Solution - You can turn off the use of the C3 chimera calls on the command line via -c 0. If you do this the first time you call the pipeline everything will be fine. C3 will be called and you will get the reports generated about chimeras they just won't be used to explicitly exclude OTUs from subsequent steps. If you have already run the assembly once and need to
re-run the post assembly steps then there are a couple of cleanup steps you need to take in your assembly directory before you re-run the analysis. Failure to do this may leave the C3 chimera calls in effect
              
	- delete assembly/total.toc
	- delete all of the files post seqcleaning assembly/454Isotigs.fna.seqclean.*
	- delete all of the outputs. From within both the nucleotide and
	  protein output folders delete
		CLASSIFIER_PROFILES
		FILES_FOR_GENESPRING
		FILES_FOR_MEGAN
		FILES_FOR_MOTHUR
		FILES_FOR_UNIFRAC
		OTU-list
		OTU-list.tech.tsv


PROBLEM - you want to change the 1st pass OTU file from 454Isotigs.fna to 454AllContigs.fna

Solution - You can specify the new file using -i and re-running the post-analysis steps. You MUST remove some of the files prior to re-running the post-analysis 
	- delete assembly/total.toc
	- delete assembly/ace.toc
	- delete all of the outputs. From within both the nucleotide and protein output folders delete
		CLASSIFIER_PROFILES
		FILES_FOR_GENESPRING
		FILES_FOR_MEGAN
		FILES_FOR_MOTHUR
		FILES_FOR_UNIFRAC
		OTU-list
		OTU-list.tech.tsv


PROBLEM - you actually want to use ALL reads and so you want to NOT down-sample the abundance. 

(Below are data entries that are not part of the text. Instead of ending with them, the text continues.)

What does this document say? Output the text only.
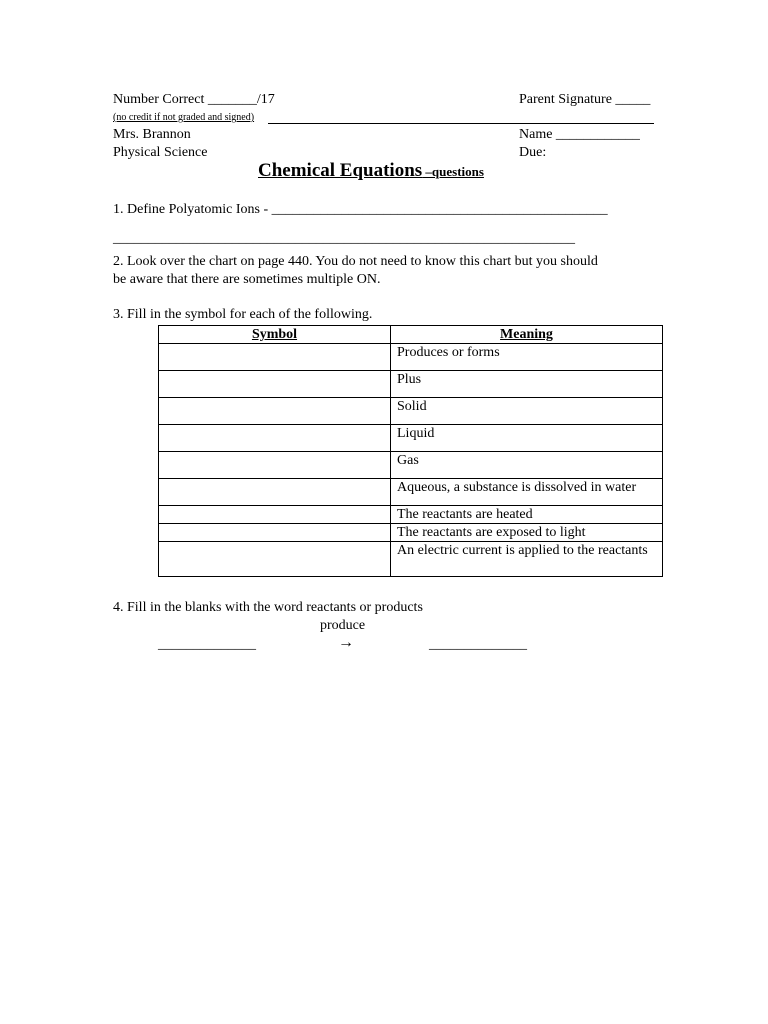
Number Correct _______/17	Parent Signature _____
(no credit if not graded and signed)
Mrs. Brannon	Name ____________
Physical Science	Due:
Chemical Equations –questions
1. Define Polyatomic Ions - ________________________________________________
__________________________________________________________________
2. Look over the chart on page 440. You do not need to know this chart but you should
be aware that there are sometimes multiple ON.
3. Fill in the symbol for each of the following.
Symbol	Meaning
	Produces or forms
	Plus
	Solid
	Liquid
	Gas
	Aqueous, a substance is dissolved in water
	The reactants are heated
	The reactants are exposed to light
	An electric current is applied to the reactants
4. Fill in the blanks with the word reactants or products
produce
______________	→	______________
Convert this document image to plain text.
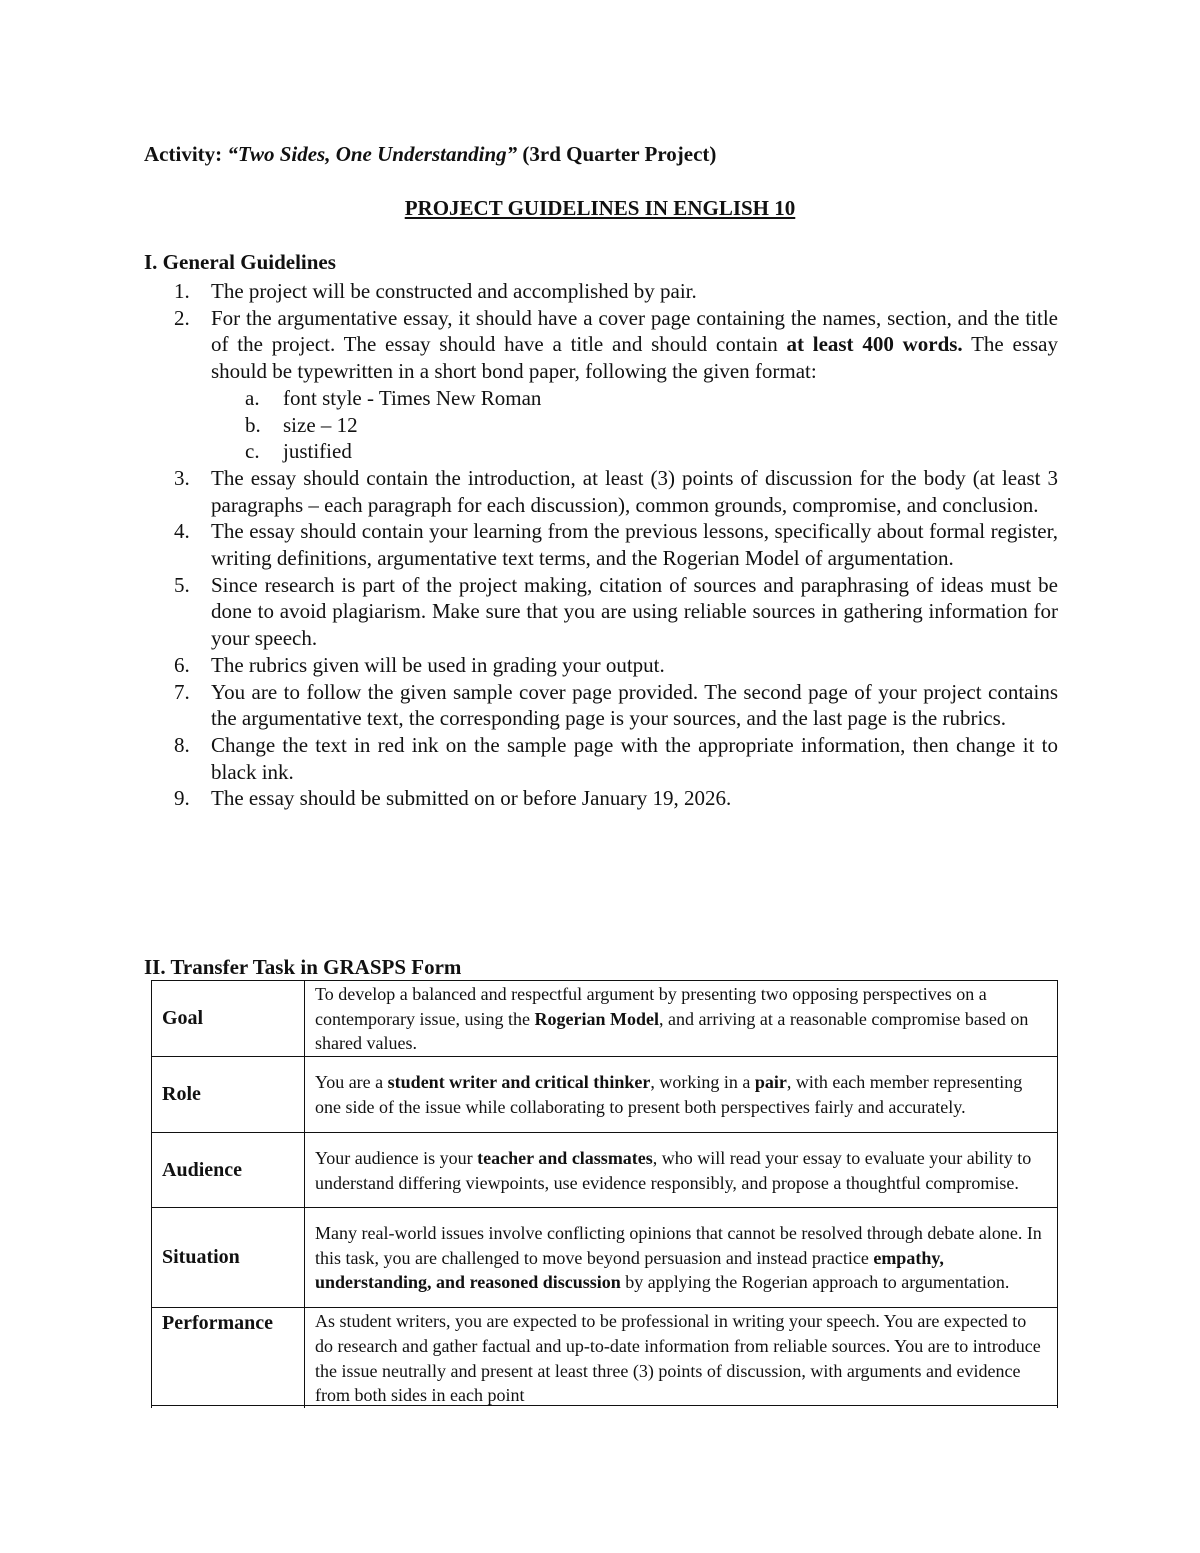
Activity: “Two Sides, One Understanding” (3rd Quarter Project)
PROJECT GUIDELINES IN ENGLISH 10
I. General Guidelines
1. The project will be constructed and accomplished by pair.
2. For the argumentative essay, it should have a cover page containing the names, section, and the title of the project. The essay should have a title and should contain at least 400 words. The essay should be typewritten in a short bond paper, following the given format:
a. font style - Times New Roman
b. size – 12
c. justified
3. The essay should contain the introduction, at least (3) points of discussion for the body (at least 3 paragraphs – each paragraph for each discussion), common grounds, compromise, and conclusion.
4. The essay should contain your learning from the previous lessons, specifically about formal register, writing definitions, argumentative text terms, and the Rogerian Model of argumentation.
5. Since research is part of the project making, citation of sources and paraphrasing of ideas must be done to avoid plagiarism. Make sure that you are using reliable sources in gathering information for your speech.
6. The rubrics given will be used in grading your output.
7. You are to follow the given sample cover page provided. The second page of your project contains the argumentative text, the corresponding page is your sources, and the last page is the rubrics.
8. Change the text in red ink on the sample page with the appropriate information, then change it to black ink.
9. The essay should be submitted on or before January 19, 2026.
II. Transfer Task in GRASPS Form
Goal	To develop a balanced and respectful argument by presenting two opposing perspectives on a contemporary issue, using the Rogerian Model, and arriving at a reasonable compromise based on shared values.
Role	You are a student writer and critical thinker, working in a pair, with each member representing one side of the issue while collaborating to present both perspectives fairly and accurately.
Audience	Your audience is your teacher and classmates, who will read your essay to evaluate your ability to understand differing viewpoints, use evidence responsibly, and propose a thoughtful compromise.
Situation	Many real-world issues involve conflicting opinions that cannot be resolved through debate alone. In this task, you are challenged to move beyond persuasion and instead practice empathy, understanding, and reasoned discussion by applying the Rogerian approach to argumentation.
Performance	As student writers, you are expected to be professional in writing your speech. You are expected to do research and gather factual and up-to-date information from reliable sources. You are to introduce the issue neutrally and present at least three (3) points of discussion, with arguments and evidence from both sides in each point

Solution - Set the number specified with "-downSample #" to be larger than
your largest library. That will cause the subsampling routine to select every read for inclusion in the calcuations. If you have already run the post assembly analysis then you will need to remove all of the outputs. So remove both the nucleotide and protein output directories entirely.


PROBLEM - you are getting permission errors. 

Solution - check that you can execute each of the 3rd party tools.
Configuration of those tools is out of scope for the mPUMA documentation. If you are having problems with something to do with reading / writing files check permissions on the directories and files. Also check and ensure that the working directory parameter (-w) is a fully qualified path. Relative paths may cause unexpected behaviour.